Operating within the strictures of such building designs, air conditioners prove adept at keeping indoor environments cool but struggle to heat them effectively when it’s cold outside.

“The heat from a reverse cycle air conditioner just doesn’t work – cooling does, but heating doesn’t,” Skelly said. “A lot of people are finding that if they use air conditioning and things like that, they get hot spots and cold spots, draughts, all sorts of things.”

Another problem with both air conditioners and other forms of localised heating for Australian homes is their inability to diffuse warmth effectively throughout the entire premises.

“If you also look at many other solutions, you may have very high heat systems in just one room, but if you’re expecting that heat to permeate the entire house, well, it just never will,” Skelly said. “You might have a nice warm living room but then you go down the hall to the kitchen or anywhere else in the house it will be freezing cold.”

Skelly considers floor heating to be a potential panacea for keeping Australia homes warm, given its unobtrusive installation configuration and the basic principles of physics that it employs.

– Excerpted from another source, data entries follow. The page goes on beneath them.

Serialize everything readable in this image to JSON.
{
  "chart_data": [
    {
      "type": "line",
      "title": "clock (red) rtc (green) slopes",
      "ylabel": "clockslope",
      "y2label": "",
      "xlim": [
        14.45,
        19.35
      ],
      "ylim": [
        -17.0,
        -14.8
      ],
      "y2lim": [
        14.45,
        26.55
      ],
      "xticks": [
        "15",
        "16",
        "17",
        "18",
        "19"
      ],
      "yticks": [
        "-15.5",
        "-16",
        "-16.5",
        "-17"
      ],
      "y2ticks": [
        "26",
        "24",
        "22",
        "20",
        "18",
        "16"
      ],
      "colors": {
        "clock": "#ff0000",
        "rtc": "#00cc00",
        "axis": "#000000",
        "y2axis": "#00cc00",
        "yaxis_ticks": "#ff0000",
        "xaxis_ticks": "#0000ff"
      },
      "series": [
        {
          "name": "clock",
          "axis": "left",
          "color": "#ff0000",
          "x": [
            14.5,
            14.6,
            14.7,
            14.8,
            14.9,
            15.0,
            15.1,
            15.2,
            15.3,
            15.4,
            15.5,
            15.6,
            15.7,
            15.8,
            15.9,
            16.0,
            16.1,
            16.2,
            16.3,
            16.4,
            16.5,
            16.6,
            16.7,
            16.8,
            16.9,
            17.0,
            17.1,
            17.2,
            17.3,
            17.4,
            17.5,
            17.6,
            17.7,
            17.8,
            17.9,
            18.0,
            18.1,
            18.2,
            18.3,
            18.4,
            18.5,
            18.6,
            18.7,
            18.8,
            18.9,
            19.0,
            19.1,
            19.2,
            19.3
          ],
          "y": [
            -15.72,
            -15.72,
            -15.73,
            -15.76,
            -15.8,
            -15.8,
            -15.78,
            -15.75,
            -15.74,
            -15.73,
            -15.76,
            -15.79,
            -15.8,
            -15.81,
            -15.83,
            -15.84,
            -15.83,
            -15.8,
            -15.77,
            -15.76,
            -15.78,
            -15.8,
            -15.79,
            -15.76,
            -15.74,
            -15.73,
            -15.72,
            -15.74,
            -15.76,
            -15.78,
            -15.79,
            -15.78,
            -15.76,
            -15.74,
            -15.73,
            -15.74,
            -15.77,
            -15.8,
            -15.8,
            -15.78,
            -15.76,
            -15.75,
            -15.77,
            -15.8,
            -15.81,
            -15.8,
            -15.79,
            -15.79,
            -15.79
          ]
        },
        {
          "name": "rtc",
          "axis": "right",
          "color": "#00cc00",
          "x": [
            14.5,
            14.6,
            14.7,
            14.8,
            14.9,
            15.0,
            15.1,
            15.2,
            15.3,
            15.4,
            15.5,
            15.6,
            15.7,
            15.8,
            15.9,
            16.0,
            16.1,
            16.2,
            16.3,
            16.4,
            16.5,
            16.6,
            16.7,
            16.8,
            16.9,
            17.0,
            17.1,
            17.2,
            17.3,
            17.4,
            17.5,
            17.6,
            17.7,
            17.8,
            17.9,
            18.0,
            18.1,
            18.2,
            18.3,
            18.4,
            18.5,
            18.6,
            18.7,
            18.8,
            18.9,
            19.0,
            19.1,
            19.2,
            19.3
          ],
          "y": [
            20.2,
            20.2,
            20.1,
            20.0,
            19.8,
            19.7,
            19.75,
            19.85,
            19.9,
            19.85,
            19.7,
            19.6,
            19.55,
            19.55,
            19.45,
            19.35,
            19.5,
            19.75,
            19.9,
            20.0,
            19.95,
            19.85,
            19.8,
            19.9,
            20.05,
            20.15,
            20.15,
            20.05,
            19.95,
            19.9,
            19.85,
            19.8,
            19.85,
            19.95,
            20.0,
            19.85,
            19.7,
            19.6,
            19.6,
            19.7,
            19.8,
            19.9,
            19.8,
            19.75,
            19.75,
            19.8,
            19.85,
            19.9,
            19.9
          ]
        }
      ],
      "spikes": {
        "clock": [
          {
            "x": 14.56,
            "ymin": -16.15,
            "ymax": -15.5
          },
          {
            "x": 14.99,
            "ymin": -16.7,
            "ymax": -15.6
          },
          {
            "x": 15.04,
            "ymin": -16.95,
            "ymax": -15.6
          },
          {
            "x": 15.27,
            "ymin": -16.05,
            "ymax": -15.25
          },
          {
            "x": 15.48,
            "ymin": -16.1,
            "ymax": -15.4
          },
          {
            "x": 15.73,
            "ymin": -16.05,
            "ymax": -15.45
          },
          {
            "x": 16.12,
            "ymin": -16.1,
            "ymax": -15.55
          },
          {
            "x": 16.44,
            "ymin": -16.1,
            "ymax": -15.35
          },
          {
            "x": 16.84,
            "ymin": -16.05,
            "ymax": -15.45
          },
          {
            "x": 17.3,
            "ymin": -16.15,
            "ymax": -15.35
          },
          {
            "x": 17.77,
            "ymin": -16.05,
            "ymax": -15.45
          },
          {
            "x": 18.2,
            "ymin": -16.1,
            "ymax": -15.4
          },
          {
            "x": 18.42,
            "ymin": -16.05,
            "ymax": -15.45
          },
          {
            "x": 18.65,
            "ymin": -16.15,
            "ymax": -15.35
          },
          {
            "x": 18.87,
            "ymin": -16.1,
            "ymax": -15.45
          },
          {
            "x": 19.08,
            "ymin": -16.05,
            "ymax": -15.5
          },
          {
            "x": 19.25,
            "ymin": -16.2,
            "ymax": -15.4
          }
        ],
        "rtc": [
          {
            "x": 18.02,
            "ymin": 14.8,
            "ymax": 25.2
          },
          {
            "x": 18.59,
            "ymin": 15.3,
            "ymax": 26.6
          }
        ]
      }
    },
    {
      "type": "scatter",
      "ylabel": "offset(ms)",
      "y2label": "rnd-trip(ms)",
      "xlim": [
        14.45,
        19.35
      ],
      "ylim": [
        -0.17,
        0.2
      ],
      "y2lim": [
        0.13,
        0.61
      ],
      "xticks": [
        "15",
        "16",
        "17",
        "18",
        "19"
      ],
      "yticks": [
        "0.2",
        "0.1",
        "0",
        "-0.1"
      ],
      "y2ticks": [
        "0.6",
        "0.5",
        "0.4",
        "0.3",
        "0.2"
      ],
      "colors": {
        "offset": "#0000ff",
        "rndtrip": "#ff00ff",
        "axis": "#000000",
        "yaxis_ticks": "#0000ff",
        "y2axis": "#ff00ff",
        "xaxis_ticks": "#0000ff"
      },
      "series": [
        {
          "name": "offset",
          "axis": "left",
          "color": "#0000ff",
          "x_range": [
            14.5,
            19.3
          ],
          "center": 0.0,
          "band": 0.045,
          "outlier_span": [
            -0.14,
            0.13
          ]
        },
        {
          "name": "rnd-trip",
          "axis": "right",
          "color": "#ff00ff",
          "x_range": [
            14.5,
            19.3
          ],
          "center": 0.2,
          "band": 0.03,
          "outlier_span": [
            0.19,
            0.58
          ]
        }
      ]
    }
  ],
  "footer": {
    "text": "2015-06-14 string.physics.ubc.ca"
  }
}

“Because heat rises from the floor, we’re just using basic physics to get heat past people as their walking on the floor rather than using systems that force heat into a space,” she said. “So with floor heating you can get the heat to be even throughout the house, (which) makes it a much more liveable space.

“It’s invisible, it creates no draughts or dust, and you can run it from either electricity or a natural gas boiler. It has a lot of applications in trying to get the house comfortable in winter without overburdening your services in providing energy which you are paying for that is just not usable.”

Skelly notes that floor heating systems are also capable of more precise and nuanced temperature regulation compared to existing solutions.

“Air conditioning systems aren’t capable of being regulated as well because of all the draughts and variable air flows,” she said. “Depending on where you’re putting your sensors for the temperature in your house, the management of those systems can be very questionable.

“But with the floor heating system, we’re putting the sensors directly into the floor and also using air sensors in our thermostats, which means once the air reaches the temperature that you want, whether the room is warm enough or not, it will turn off. It’s a more precise system.”

The costs of floor heating is also comparable to that of other solutions while providing greater latitude for interior design options given that they’re essentially an unseen presence.

“(Floor heating is) gaining traction on the market because the cost of installation is about the same cost as an air conditioning system or a gas flued fire place,” said Skelly. “So it’s on par with any other heating system, although it’s the only one that’s invisible.”